Dicho así, hermano Martinelli, sus palabras me suenan a que mis opiniones no son hechos, sino juicios de valor. En cualquier caso, vaya por delante que pienso que están perfectamente fundamentados.
Y si te dijera que cuando emites juicios como los que haces para etiquetar al nuevo abad, los mismos hablan más de ti y de lo que buscas sobre ti o de lo que no tienes, que sobre la persona enjuiciada. Que la emisión de los mismos, te abren o te cierran puertas para el futuro, para tu aprendizaje e incluso para tu propio desarrollo personal.

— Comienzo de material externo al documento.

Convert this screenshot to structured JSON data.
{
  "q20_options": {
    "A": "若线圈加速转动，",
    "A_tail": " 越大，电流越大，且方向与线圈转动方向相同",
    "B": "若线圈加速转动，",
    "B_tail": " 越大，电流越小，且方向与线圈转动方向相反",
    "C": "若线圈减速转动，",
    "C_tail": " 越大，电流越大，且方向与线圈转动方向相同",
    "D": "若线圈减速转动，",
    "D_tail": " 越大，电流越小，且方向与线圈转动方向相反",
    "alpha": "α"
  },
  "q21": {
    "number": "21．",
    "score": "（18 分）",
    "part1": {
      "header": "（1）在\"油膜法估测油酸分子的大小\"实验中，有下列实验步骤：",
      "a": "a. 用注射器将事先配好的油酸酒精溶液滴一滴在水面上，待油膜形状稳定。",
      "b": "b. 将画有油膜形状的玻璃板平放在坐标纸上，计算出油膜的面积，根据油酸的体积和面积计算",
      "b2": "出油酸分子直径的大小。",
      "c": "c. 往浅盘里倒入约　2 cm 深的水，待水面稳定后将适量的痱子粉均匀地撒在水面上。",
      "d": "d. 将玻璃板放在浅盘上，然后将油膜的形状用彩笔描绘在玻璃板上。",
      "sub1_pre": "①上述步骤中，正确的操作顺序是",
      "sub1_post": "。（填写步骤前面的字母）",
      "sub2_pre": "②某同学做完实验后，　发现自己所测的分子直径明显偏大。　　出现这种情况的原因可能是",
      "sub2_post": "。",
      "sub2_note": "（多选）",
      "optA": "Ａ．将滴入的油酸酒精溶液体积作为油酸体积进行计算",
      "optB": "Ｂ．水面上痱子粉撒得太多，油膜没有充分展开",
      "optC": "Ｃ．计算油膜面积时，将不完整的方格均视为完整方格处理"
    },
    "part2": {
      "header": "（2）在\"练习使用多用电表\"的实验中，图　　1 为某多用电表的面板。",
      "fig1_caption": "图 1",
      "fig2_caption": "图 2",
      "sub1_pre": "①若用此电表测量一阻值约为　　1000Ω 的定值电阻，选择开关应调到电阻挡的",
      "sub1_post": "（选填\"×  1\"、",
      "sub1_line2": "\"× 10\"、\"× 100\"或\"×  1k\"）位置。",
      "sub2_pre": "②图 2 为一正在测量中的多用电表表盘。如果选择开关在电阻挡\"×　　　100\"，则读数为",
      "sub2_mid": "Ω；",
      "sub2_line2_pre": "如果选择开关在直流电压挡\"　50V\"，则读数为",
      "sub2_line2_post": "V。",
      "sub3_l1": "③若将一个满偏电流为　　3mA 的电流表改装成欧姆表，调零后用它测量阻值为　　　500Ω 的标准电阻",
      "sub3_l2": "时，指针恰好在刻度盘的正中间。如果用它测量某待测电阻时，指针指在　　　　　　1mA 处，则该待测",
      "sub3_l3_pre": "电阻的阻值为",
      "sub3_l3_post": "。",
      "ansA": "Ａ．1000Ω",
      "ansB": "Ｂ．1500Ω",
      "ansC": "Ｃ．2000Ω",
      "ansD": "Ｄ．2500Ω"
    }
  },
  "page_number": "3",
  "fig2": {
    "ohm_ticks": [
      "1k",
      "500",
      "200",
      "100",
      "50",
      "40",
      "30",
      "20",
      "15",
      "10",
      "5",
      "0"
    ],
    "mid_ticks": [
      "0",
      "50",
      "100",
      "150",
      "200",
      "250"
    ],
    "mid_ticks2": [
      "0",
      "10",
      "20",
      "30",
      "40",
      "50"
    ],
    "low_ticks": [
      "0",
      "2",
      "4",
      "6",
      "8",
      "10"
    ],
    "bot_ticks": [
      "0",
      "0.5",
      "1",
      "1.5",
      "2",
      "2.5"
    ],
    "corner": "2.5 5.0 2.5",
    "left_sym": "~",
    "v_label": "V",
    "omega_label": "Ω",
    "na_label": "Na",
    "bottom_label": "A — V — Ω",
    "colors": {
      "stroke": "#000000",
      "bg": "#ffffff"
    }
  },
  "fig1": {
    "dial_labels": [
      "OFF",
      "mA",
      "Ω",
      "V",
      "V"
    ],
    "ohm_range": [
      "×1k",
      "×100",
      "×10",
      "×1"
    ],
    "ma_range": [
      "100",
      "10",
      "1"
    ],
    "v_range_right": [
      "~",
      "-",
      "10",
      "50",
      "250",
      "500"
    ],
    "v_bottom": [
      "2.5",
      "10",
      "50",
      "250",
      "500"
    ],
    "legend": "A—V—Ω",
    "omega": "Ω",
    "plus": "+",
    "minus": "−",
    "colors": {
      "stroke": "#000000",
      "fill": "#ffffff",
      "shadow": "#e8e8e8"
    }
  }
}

Aquello me hizo reflexionar, lo que decía el “dean”, no estaba falto de razón, pero mi ímpetu me llevó al siguiente planteamiento.
Puedo estar de acuerdo con lo que me dice -le contesté-, en cualquier caso, lo ocurrido no es tan grave. Lo que yo buscaba, era iniciar una conversación con mis compañeros para poder entablar relación con ellos.

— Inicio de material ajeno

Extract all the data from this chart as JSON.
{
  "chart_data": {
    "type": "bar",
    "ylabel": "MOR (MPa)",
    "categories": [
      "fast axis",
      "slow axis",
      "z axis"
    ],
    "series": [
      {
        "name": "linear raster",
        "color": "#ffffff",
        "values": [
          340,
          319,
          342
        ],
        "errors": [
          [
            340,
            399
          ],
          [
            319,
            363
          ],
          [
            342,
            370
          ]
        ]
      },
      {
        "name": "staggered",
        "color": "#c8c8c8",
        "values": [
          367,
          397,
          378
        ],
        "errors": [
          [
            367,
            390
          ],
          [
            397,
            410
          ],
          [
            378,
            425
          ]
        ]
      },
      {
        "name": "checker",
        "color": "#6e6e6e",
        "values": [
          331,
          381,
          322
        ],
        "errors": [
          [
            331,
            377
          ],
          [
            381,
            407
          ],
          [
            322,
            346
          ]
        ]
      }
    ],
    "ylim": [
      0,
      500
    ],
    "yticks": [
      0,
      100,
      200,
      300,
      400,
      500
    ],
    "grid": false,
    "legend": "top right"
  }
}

Me parece bien que lo que busques es adquirir visibilidad y presencia entre tus compañeros, pero de la manera que lo estás haciendo, partiendo de la creencia de que tu opinión es un hecho objetivo, quizá, y repito solo quizá, no sea la más afortunada.
¿Has pensado si hay otra manera para poder hacerte más visible entre tus compañeros, sin necesidad de entrar en la crítica fácil y basada en suposiciones no fundamentadas?- continuó el “dean”.
Aquellas últimas palabras me provocaron cierta incomodidad, no me gustaba el cariz que estaba tomando la conversación, así que le devolví sus planteamientos con otra pregunta. -Hermano Martinelli, ¿en qué se basa para decirme que mis juicios no están fundamentados?
Él me miró, se creó un pequeño silencio y después me comentó.-Giuliano, un juicio se fundamenta si puedes contestar de manera satisfactoria a las siguientes cinco preguntas:
– ¿Para qué emites tu juicio?
– ¿En qué entorno social tiene validez tu juicio?
– ¿Has contrastado tu juicio con hechos ocurridos en el pasado?
– ¿Puedes conseguir mantener tus opiniones sin encontrar las contrarias a las del que tú emites?
– ¿En el futuro, ni se abren ni se cierran posibilidades, para mí y para los demás, con la emisión de estas opiniones?
Sonaron las campanas del monasterio, daban la “hora sexta”, llamaban a la oración del “ángelus”.
El “dean” me dijo: Giuliano, ahora es momento de recogimiento y oración. Te pido que reflexiones sobre lo que hemos hablado, y si admites un consejo, sólo te recomiendo que si buscas hacerte un hueco en esta congregación, es mejor que lo hagas por tus méritos y no en base a los juicios sobre otros miembros de este monasterio.
Se alejaba ya el “dean” cuando se dio la vuelta y añadió, -en cualquier caso, eres libre de actuar como creas, pero no olvides que, rigidez e intolerancia lo único a lo que te llevan es a cerrarte puertas al aprendizaje y a estar permanentemente decepcionado.
Han pasado casi 40 años y todavía me acuerdo de mi primera conversación con el “dean”.
Gracias a él, y a las conversaciones que tuve con él los siguientes meses, aprendí que hay diversas formas de actuar, y que, según elijas, llegas a un destino u otro.